Art by Elizabeth Brummer
“Promises make debt, and debt makes promises,” states a Dutch proverb. For millions of Americans, the promise of a better life through higher education led to $1.5 trillion in total student debt, according to the Federal Reserve. Coupled with a rising number of jobs requiring college degrees, these facts have made college costs a salient issue both in politics and on campus. Several Democratic presidential contenders are promising student debt forgiveness and free public college, and the Pepperdine community has engaged in an ongoing discussion about soaring tuition and debt cancellation.
While well-intentioned, these solutions fail to address the underlying causes of higher education’s rising costs while causing foreseeable negative consequences. For example, widespread debt cancellation would disincentivize colleges from lowering costs and also have the regressive effect of bailing out high-income households, according to the Urban Institute.
Rather than overhauling the entire system, reforming secondary education to reduce the need for college and addressing the causes of runaway college costs would more effectively lower the price of college.
As the economy shifts toward the technology and service sectors, the value of a high school degree has dropped by over $20,000 since 1970, according to the Brookings Institution. This explains some of the rising demand for college degrees.
However, some of this decline is due to high schools’ failure to educate, with a Center for American Progress study finding that 40 to 60% of first-year college students require remediation in math, English or both.
Reforming high schools so that graduates have a mastery of basic subjects while increasing vocational training in trades and technical professions reduces the need to go to college to get a well-paying job. The U.S. can learn from countries like Sweden, where robust high school vocational programs lead to lower college attendance than in the U.S., according to Statistics Sweden.
Although many people advocate for high school reforms, very few address the root causes of rising costs within universities, such as increased administrative overhead. A 2014 Delta Cost Project study reported that the average ratio of faculty to administrative staff at universities is 2.5 faculty per administrator.
College sports programs add as much as $10,000 to tuition at many schools, according to the James G. Martin Center. Even federal student loans, ostensibly designed to make school affordable, contribute to tuition hikes, with the New York Federal Reserve finding that tuition rises 65 cents for every new dollar offered in aid. Together, these factors make up a large percentage of the rise in tuition.
While politicians babbled about rising costs for years, people like Ben Nelson decided to actually do something about it. Nelson founded the Minerva School in 2012 with the goal of providing a world-class education for half the cost. In a speech at the American Enterprise Institute on Jan. 23, 2019, Nelson explained that increasing access to education “means first and foremost lowering the cost of education,” and since nonacademic matters are driving up costs, “you have to address those first.”

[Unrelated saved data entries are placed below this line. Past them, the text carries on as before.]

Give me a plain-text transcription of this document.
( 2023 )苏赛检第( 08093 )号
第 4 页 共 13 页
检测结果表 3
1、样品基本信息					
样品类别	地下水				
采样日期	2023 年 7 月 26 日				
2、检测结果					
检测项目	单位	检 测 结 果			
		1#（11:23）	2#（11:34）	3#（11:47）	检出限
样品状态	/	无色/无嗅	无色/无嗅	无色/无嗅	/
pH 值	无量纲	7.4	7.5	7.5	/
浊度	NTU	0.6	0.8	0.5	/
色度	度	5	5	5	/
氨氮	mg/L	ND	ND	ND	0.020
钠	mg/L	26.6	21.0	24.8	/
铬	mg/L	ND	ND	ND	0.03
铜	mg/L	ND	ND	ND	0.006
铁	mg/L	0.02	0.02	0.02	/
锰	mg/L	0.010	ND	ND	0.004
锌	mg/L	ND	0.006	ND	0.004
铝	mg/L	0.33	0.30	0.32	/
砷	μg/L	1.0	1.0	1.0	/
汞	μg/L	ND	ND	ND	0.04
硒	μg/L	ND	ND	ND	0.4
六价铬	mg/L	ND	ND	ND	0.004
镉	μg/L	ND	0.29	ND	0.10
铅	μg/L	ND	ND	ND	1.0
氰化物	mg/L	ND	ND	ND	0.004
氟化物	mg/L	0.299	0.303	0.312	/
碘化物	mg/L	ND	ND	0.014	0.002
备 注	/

By excising many of the costs of traditional universities, like campus real estate, athletics and bloated administrative bureaucracy, Minerva is able to lower the financial barrier to college. This solution shows that ditching the typical university’s decadence lowers costs without sacrificing outcomes.
Equal access to quality education is crucial for access to the American Dream.
However, grandiose slogan-based solutions like “free public college” and “cancel student debt” appeal more to emotion than actual effective change. Instead of supporting massive structural overhauls, students need to advocate for reforming both the excess college costs and the failing high school system that got America into this expensive mess in the first place.